Chemical Origins of the Genetic Code: Lost in Translation

MRC Laboratory of Molecular Biology
Protein and Nucleic Acid Chemistry

The coded biosynthesis of proteins – the translation of genetic information into function – is a defining pillar of molecular biology, and a prerequisite for life.

In no small part due to prodigious research undertaken at the LMB itself, the mechanism of translation in extant biology – life in its current form – is known in exquisite atomistic detail, unimaginable to the pioneers of nascent molecular biology. We know how it works, where it happens, and how to manipulate it. We know the underlying genetic code that governs translation, and we know that curiously formed complexes of RNA – tRNAs – are responsible for delivering the right amino acid, at the right time, during protein biosynthesis. Yet the picture is incomplete, and fundamental pieces are missing. One profound dichotomy is that extant translation depends vitally on an ensemble of proteins, yet these very proteins could not have emerged before a means to generate them. The genetic code is essentially universal amongst cellular life forms, and yet myriad alternative codes could feasibly perform the same role. How did our genetic code emerge, why should it be the way it is, and how did specific sequences of nucleotides (codons) get assigned to specific amino acids, before “biology” even existed?
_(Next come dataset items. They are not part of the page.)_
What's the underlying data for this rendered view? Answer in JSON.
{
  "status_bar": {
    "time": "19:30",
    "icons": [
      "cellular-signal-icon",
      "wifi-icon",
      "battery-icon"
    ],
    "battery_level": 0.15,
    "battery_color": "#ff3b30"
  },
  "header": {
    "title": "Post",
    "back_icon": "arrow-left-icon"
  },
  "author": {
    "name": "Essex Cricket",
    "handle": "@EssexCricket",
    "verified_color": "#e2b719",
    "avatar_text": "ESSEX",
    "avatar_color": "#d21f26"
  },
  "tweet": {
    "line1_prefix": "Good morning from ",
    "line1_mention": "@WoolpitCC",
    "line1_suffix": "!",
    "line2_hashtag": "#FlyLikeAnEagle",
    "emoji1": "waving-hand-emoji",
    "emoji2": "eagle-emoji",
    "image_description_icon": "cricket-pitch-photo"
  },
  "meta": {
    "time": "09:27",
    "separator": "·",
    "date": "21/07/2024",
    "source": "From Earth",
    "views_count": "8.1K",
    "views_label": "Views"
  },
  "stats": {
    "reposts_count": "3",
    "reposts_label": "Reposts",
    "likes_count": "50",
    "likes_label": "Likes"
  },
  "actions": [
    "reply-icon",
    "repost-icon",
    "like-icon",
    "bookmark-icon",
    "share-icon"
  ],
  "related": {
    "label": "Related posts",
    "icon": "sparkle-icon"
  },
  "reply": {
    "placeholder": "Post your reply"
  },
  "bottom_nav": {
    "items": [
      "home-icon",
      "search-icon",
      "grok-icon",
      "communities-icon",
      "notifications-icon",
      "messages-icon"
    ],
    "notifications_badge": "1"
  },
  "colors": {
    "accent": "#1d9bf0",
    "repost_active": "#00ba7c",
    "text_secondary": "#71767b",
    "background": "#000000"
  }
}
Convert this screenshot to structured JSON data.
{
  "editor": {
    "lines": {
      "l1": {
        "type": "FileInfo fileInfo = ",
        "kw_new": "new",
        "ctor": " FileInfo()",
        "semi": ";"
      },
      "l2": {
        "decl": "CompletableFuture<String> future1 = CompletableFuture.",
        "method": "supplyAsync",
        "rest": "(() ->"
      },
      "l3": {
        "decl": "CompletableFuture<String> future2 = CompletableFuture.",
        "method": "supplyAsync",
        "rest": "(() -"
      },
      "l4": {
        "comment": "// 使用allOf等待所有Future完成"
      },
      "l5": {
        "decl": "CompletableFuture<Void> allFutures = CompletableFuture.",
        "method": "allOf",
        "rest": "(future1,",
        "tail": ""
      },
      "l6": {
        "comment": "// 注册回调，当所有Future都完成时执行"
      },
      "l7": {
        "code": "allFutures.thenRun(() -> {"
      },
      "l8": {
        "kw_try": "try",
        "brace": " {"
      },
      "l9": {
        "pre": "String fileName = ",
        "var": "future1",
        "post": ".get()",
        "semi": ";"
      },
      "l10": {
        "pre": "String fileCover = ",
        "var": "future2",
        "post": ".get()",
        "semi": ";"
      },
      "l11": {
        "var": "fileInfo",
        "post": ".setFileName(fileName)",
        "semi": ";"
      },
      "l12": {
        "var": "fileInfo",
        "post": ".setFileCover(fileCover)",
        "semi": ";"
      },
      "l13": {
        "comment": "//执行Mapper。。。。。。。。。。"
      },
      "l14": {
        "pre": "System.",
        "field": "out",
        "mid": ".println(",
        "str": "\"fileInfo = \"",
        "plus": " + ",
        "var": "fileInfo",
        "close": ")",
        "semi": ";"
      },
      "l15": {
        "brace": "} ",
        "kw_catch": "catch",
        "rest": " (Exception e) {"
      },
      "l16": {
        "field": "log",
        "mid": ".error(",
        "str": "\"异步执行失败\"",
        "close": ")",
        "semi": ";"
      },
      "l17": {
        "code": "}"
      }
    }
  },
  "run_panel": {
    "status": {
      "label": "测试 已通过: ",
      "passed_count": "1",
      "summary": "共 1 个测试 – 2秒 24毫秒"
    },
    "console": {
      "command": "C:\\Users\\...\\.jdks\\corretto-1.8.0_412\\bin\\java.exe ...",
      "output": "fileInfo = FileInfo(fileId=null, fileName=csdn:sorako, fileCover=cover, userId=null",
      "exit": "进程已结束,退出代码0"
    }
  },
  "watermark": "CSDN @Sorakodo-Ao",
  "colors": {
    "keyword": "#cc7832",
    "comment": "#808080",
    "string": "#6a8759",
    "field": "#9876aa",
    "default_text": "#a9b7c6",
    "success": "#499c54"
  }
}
In collaboration with a multidisciplinary team in the Sutherland group, I seek to tackle these questions by studying truncated mimics of extant tRNAs from the perspective of a mechanistic chemist - how they might acquire - and lose - certain amino acids selectively, and how amino acids might be transferred efficiently from one tRNA to another, all without the aid of the colossal biomolecular machinery that underpins life as we know it.